BTW, those are great shots! What camera and lens are you using? We were thinking of upgrading next year.

Shiao-Ping's picture

The camera I use is the simplest Olympus 1030 SW, 5.0-18.2mm.  I bought it at Guan-hua market at Ba-der Road. 

Wow, 30 kittens/cats and one dog!  I admire you.   


p.s.  not very good at guessing English abbreviations.

pmccool's picture


LOL = laughing out loud

BTW = by the way

PT = part-time (in this context; in other contexts it might refer to physical training)

Others you've probably seen here include

IMHO = in my humble opinion

FWIW = for what it's worth

YMMV = your mileage may vary (originally from automobile manufacturers touting their vehicles' fuel efficiency, measured as miles per gallon (MPG) in the States.)

ROTFL = rolling on the floor laughing

BBA = Bread Baker's Apprentice (title of a book by Peter Reinhart)

WGB = Whole Grain Breads (another Reinhart book)

KA = King Arthur (a flour manufacturer and its products) or KitchenAid (a brand of kitchen tools, mixers and the like)

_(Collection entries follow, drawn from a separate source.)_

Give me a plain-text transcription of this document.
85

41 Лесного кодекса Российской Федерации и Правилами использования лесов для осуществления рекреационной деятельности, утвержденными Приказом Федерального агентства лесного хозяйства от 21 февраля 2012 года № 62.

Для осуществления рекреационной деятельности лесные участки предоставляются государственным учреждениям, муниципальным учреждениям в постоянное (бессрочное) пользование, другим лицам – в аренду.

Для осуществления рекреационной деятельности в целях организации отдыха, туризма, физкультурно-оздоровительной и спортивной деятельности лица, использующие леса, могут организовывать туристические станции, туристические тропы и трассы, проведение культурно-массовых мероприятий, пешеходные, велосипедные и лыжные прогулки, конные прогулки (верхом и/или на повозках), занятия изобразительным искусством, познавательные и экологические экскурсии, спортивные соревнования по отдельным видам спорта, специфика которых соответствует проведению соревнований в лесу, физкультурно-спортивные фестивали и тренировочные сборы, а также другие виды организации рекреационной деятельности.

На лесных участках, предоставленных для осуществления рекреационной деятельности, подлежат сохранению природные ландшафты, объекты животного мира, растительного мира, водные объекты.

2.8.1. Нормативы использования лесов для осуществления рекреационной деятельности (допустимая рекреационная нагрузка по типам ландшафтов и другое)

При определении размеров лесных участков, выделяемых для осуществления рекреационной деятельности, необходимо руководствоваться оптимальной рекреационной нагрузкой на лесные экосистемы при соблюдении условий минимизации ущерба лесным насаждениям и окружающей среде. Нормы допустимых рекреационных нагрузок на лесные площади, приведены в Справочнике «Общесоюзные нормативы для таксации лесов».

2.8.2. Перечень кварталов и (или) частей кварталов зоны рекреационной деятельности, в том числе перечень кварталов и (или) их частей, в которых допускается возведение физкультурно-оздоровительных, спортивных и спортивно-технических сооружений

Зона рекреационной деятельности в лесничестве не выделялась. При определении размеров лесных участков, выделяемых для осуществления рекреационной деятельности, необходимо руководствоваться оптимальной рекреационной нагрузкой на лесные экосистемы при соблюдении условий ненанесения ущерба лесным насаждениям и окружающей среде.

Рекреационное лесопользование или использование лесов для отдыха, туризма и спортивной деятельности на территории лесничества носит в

RLB = Rose Levy Berenbaum, a cookbook author

WW = whole wheat (as in flour)

WWW = white whole wheat

AP = all purpose flour

VWG = vital wheat gluten

HG or HGF = high-gluten flour

SD = sourdough

LAB = lactobacillus

There are probably others that aren't occurring to me just now but I hope this helps clarify some of the terms.


Shiao-Ping's picture


I love the ROTFL the best. 

By the way, you missed TADA!



ehanner's picture

Very nice presentation Shiao-Ping. I am curious how the surface appears as if twisted? The flour lines are at an angle across the crust but I can't see any indication of twisting as in the wave breads. Quite unique.


Shiao-Ping's picture

No cuts.  I twisted the dough before proofing (ie, twisting the dough for its shaping)


Paddyscake's picture

what can I say, you take your bread way beyond our expectations everytime. Always something new.


DonD's picture

That is a very creative way to shape baguettes Shiao-Ping. The crumb looks fantastic. Did you use Lop Cheung to stuff your baguette?


Shiao-Ping's picture

I guess "Lop Cheung" in Cantonese would be "La Chang" in Mandarin.  So, the answer is yes.


Dragonbones's picture

Sorry for confusing you, Shiao-Ping. PMcCool gave a lot of good ones there. Here's another common one: AFAIK (as far as I know). This and the above get used a lot in internet chat rooms, but you probaby shouldn't write them in more formal communications.

Twisted baguettes, huh? Interesting!  This forum sure does attract a lot of creative people.